Devastated, Mael sent the remainder of the Evanger’s food to a lab for testing, where it was discovered that the dog food contained traces of pentobarbital, a lethal drug most commonly used for the euthanisation of dogs, cats and horses, ABC7 reports.
Though the Food and Drug Administration (FDA) bans pentobarbital in animal meat for animal or human consumption, pet food consumer advocate Susan Thixton told the outlet that tragically, such substances often end up in pet food.
“Pet food violates federal law, is openly allowed by the FDA to violate federal law, billion dollar a year companies are making profit selling illegal adulterated products to unknowing consumers in the US every day,” Thixton said.
Taking action into their own hands, ABC7 partnered with Ellipse Analytics to independently investigate pet food for traces of euthanasia drugs.
After testing 62 samples of wet dog food from over 24 brands for pentobarbital multiple times over several months, just one brand repeatedly tested positive for pentobarbital with sixty percent of samples coming back positive: Gravy Train.
Manufactured by Smucker’s owned company Big Heart Pet Foods, the line also produces Meow Mix, Milk Bone, Kibbles’n Bits, 9 Lives, Natural Balance, Pup-Peroni, Nature’s Recipe, Canine Carry Outs, Milo’s Kitchen, Alley Cat, Jerky Treats, Meaty Bone, Pounce and Snausages pet foods.
Though People magazine points out that it is not clear how pentobarbital made its way into Talula’s meal from Evanger’s, Smucker's announced Feb. 15 that it is voluntarily recalling shipments of Gravy Train, Kibbles ‘N Bits, Ol’ Roy, and Skippy dog food over pentobarbital-related concerns.
“Veterinarians and animal nutrition specialists, as well as the FDA, have confirmed that extremely low levels of pentobarbital, like the levels reported to be in select shipments, do not pose a threat to pet safety,” Smucker's spokesman Ray Hancart told WebMD.

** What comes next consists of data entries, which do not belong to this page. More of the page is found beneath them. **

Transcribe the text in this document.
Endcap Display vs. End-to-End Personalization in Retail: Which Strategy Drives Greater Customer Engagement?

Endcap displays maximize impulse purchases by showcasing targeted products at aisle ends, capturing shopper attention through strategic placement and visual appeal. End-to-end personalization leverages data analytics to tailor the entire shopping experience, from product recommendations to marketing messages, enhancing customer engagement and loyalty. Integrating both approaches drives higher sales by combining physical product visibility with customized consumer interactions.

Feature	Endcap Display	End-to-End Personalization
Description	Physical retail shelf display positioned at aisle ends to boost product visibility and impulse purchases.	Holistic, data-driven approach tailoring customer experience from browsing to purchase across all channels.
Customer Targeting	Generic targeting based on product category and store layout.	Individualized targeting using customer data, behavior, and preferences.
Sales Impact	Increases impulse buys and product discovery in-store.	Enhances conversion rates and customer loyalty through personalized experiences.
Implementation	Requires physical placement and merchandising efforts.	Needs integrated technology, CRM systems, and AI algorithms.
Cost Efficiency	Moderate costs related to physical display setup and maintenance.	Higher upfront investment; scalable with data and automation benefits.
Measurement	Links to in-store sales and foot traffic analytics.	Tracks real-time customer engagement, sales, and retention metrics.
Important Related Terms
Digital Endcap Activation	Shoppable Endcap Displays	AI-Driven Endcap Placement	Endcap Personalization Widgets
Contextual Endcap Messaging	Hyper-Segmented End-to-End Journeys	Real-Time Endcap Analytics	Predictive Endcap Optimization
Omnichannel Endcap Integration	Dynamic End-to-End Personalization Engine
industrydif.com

“However, the presence of this substance at any level is not acceptable to us and not up to our quality standards. We sincerely apologize for the concern this has caused.”
Evanger’s responded to Fox News’ request for comment with the following statement:
“Evanger’s has no association with the companies mentioned in this story and no association with any brand or company mentioned that were found to have compromised products that are now being recalled and withdrawn from the market,” they said. “All responsibilities that were previously identified from the past recall lie with one single supplier that was solely identified and addressed over one year ago, and no longer has any connection to Evanger’s.”
“Since it first started advocating for change with the FDA in 2001, Evanger’s continues to work tirelessly to advocate for permanent changes made at the Federal level to ensure that pet food sourcing is safe and regulated, consistent with the company’s mission and commitment to health and quality since 1935.”
As the FDA continues to investigate the pentobarbital issue, it’s wise for pet owners to throw out any pet food affected by the product withdrawal. In Talula’s memory, a Care2 online petition urging Smucker's to recall all dog food and only produce products that meet the same legal health standard as human food currently has over 58,700 signatures.